If you’re just joining me, I’ve been working on word frequencies of six highly-prototypical lexical items in a corpus of slightly less than 400 Early Modern London plays. I recommend starting with my research notes and then looking at some quick & dirty results.

As I noted in my quick & dirty results, these numbers hadn’t been normalized in any way: it was all raw data. In an effort to move beyond just raw data, I compiled the total number of words in each play in the corpus. I initially was interested in how play length might be a variable over time my corpus, so I graphed that. The bulk of my plays are from the early 1600s, as you can see:

play length

Overall, plays do seem to get longer until about 1600, at which point they start to get shorter again. 1662 looks to be an outlier here, as the plays in a straight line on the far right-hand side are mostly by Margaret Cavendish. (I am currently trying to figure out how to color my graphs by author, so if you have advice on that, please let me know: I’m rather haphazardly teaching myself to graph in R as I go.)

OK, so I have the total number of tokens in each text. What if treated every instance of my prototypical lexical items as a specific type, and plotted them as type/token ratios? Type/token ratios have a bit messy history in corpus linguistics, as they’re mostly used to calculate vocabulary denseness (Type/Token Ratios: what do they really tell us?, Richards 1987 [pdf]), but this would show a ratio of the raw frequency of each lexical item of interest in each play compared to the length of each play, which would normalize my data a bit.

Click to zoom:

type/token ratios

First of all, it’s notable that the lexical-frequency-to-play-length ratio make some pretty clear bell-curve shapes; I haven’t tried to calculate standard deviations of play-length. (I suppose I could do that next.) The average length of an Early-Modern London play in my corpus was 22086.5 words.

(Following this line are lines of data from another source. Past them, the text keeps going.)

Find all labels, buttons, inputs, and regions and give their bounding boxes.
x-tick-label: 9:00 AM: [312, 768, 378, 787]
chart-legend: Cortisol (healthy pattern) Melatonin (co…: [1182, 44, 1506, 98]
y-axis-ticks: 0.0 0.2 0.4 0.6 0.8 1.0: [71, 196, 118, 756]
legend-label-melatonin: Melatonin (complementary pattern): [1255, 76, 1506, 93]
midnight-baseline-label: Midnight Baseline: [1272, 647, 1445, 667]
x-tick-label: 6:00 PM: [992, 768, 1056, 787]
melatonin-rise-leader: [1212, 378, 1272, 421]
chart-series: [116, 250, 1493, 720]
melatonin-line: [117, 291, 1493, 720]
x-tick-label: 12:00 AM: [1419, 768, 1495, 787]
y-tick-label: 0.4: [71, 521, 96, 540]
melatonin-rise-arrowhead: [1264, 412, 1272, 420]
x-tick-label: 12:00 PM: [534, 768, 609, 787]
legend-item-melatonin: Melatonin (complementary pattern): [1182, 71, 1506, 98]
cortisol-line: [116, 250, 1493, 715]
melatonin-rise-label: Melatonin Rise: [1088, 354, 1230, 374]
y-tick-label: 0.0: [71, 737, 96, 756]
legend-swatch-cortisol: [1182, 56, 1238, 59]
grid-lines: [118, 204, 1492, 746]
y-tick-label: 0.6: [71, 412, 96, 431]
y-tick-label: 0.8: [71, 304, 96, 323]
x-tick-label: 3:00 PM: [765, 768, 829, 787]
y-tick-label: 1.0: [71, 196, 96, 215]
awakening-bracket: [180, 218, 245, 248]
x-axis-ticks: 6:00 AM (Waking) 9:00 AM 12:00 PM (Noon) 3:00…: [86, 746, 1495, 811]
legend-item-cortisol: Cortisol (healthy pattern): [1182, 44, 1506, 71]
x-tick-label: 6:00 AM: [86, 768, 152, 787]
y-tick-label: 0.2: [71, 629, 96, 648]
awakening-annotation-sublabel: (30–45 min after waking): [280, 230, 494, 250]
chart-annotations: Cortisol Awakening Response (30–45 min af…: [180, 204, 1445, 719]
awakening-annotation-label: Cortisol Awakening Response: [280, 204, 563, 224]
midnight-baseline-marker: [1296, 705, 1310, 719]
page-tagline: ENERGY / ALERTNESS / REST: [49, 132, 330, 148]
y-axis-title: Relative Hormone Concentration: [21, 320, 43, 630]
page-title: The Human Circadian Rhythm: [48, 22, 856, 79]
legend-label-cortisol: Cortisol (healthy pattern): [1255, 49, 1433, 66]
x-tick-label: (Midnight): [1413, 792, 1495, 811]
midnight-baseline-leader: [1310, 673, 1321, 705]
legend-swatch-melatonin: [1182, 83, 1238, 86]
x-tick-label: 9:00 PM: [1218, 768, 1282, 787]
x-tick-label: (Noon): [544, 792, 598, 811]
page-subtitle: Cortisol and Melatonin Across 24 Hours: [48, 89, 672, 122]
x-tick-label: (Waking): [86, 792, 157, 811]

It seems that as plays get longer, they’re more likely to use man (and, to some extent, wom*n) in ways that are not true for lord/lady and knave/wench. It’s also worth looking at scales here: there are nearly double the number of lords than ladys, although man/woman and knave/wench are more comparable. Also,  there are way fewer instances of knave and wench in my corpus overall, which suggests that maybe these words are not nearly as popular as we might like to think.